In true Max fashion he was not complacent and I can still remember the epic meeting we had and in strong Chairmanly manner he summed up the obvious, having got everyone’s opinions and concluded that we had to get out of South Africa.  It takes great courage to up and leave everything in your forties but that is what Max and Anne achieved and by providence and the blessing of Max’s Irish Grandmother, Mrs Ponsonby McCreight, we all ended up in Ireland a year later.  Blind History could not have foreseen the strange turn of events that would find us in Lisdoonvarna, County Clare, wood carving and painting.  Once more Max faced the grind of rebuilding, but this time by carving Celtic cross and Irish Harp bookends, which we young people unkindly but affectionately teased him about as he treated the wood like stone.  Some short time later, after further wriggles and twists of history, Max would find himself back on his favourite medium, a rocky outcrop near Sneem, where we started to build a new home and studios.              

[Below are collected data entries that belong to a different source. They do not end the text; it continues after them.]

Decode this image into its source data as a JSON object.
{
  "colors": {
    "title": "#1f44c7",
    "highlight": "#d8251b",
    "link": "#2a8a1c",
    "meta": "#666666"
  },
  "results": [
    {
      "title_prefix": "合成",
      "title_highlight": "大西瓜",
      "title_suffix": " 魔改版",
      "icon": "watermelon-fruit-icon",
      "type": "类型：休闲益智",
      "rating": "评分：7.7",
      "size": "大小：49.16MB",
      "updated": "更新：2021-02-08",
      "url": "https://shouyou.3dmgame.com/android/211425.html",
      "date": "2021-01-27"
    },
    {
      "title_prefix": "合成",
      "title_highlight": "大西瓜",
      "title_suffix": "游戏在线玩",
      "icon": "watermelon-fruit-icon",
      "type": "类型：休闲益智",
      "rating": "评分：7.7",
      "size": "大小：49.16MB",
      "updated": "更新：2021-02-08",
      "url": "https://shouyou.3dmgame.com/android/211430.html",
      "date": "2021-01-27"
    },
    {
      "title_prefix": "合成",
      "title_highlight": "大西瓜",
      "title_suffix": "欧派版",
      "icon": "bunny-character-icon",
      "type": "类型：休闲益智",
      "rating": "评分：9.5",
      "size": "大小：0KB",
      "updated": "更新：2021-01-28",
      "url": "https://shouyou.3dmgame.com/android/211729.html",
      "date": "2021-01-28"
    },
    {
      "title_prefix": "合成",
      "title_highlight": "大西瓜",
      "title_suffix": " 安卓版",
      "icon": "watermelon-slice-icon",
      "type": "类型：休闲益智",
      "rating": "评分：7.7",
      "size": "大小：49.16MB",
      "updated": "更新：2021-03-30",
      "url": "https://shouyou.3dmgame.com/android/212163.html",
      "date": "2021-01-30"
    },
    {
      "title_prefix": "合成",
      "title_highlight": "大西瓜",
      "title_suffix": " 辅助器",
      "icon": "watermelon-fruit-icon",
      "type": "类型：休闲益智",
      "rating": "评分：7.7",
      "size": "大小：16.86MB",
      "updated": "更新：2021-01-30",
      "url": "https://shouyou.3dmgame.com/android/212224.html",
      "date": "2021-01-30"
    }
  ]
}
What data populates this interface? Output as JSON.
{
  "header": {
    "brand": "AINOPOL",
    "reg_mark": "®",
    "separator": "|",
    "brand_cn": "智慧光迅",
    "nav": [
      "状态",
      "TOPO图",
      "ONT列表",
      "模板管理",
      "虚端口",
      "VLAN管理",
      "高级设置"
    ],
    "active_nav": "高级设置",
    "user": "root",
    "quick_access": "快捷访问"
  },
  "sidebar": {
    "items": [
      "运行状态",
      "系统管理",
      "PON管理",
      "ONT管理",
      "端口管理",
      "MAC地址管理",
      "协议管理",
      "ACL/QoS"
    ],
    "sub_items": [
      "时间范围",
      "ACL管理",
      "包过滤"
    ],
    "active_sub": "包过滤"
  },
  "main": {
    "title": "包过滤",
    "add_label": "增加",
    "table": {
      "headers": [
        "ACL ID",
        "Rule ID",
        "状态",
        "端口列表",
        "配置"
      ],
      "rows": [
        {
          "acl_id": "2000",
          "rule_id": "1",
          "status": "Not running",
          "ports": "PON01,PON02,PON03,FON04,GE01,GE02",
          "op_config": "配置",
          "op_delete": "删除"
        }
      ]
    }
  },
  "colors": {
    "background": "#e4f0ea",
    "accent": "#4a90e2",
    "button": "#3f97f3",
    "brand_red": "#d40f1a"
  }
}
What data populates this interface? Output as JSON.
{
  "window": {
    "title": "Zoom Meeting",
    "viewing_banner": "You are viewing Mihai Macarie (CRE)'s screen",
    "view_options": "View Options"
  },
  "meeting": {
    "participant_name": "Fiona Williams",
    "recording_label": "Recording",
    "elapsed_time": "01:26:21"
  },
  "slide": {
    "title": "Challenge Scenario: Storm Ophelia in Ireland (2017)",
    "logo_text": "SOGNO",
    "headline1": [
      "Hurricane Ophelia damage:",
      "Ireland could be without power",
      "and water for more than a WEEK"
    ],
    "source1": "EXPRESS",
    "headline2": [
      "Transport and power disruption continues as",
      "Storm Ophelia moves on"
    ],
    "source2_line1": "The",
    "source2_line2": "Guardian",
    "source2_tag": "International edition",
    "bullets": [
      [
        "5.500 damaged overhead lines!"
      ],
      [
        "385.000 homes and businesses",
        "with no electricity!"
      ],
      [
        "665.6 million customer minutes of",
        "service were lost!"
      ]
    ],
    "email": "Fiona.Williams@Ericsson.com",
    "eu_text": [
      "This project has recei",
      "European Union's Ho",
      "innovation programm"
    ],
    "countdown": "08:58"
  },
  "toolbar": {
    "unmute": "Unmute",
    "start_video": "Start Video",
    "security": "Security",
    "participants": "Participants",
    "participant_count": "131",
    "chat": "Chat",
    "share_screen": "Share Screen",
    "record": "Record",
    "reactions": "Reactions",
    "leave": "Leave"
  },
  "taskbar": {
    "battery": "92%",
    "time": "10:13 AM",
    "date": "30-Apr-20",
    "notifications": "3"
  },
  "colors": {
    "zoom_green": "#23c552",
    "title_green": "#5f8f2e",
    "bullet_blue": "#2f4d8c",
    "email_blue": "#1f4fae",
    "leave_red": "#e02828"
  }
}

Take Sean Connery, Anthony Quinn and Yul Brynner and roll them into one and you have a kind of Max.  An international man, with authority, dynamic energy and charm engaged in epic struggles!  Max could pass for an Arab, a Jew, a Spaniard, an Iranian, in his last days he was like a Biblical grey bearded prophet.

He faced his last years with typical courage having to deal with terrible and unavoidable pain, probably the ravages of what cruel and unkind history had left on his body.

So our dear Max has moved on and I am sure he can now feel proud and satisfied as the Angels steer him through his life review, that like a latter day Moses, his earthly task has been well accomplished and he has left his family in a place of freedom and safety, and the love and encouragement he gave to so many young people, lives on in the inspiration he gave them.  I can hear the Hebrew Slaves’ chorus from Nabucco as an appropriate send off for Max:-


Fly, thoughts, on wings of gold;
go settle upon the slopes and the hills,
where, soft and mild,
the sweet air of our native land smells fragrant!
Greet the banks of the Jordan
and Zion's toppled towers.
Oh, my country so lovely and lost!
Oh, memory so dear and despairing!
Golden harp of the prophetic seers,
why do you hang mute upon the willow?
Rekindle our heart's memories and speak of times gone by!
Mindful of the fate of Jerusalem,
either sound a song of sad lamentation,
or else let the Lord give us the strength to bear our sufferings!



Max and Anne on their 50th anniversary



2 comments:

Mary-Michael said...

Di, I am so sorry for your loss. Although I only knew Max for a very brief time he taught me a tremendous amount. I enjoyed our early mornings together shoveling manure with Max speaking about life. Thank you for writing such a lovely post about your grandfather, I never knew all these wonderful things about him. Take care, Mary-Michael

Di said...

Thanks so much Mary Michael. You would have met him when he was still in pretty good health and always out and about doing something. He certainly did love manure. ;-) The family says hi.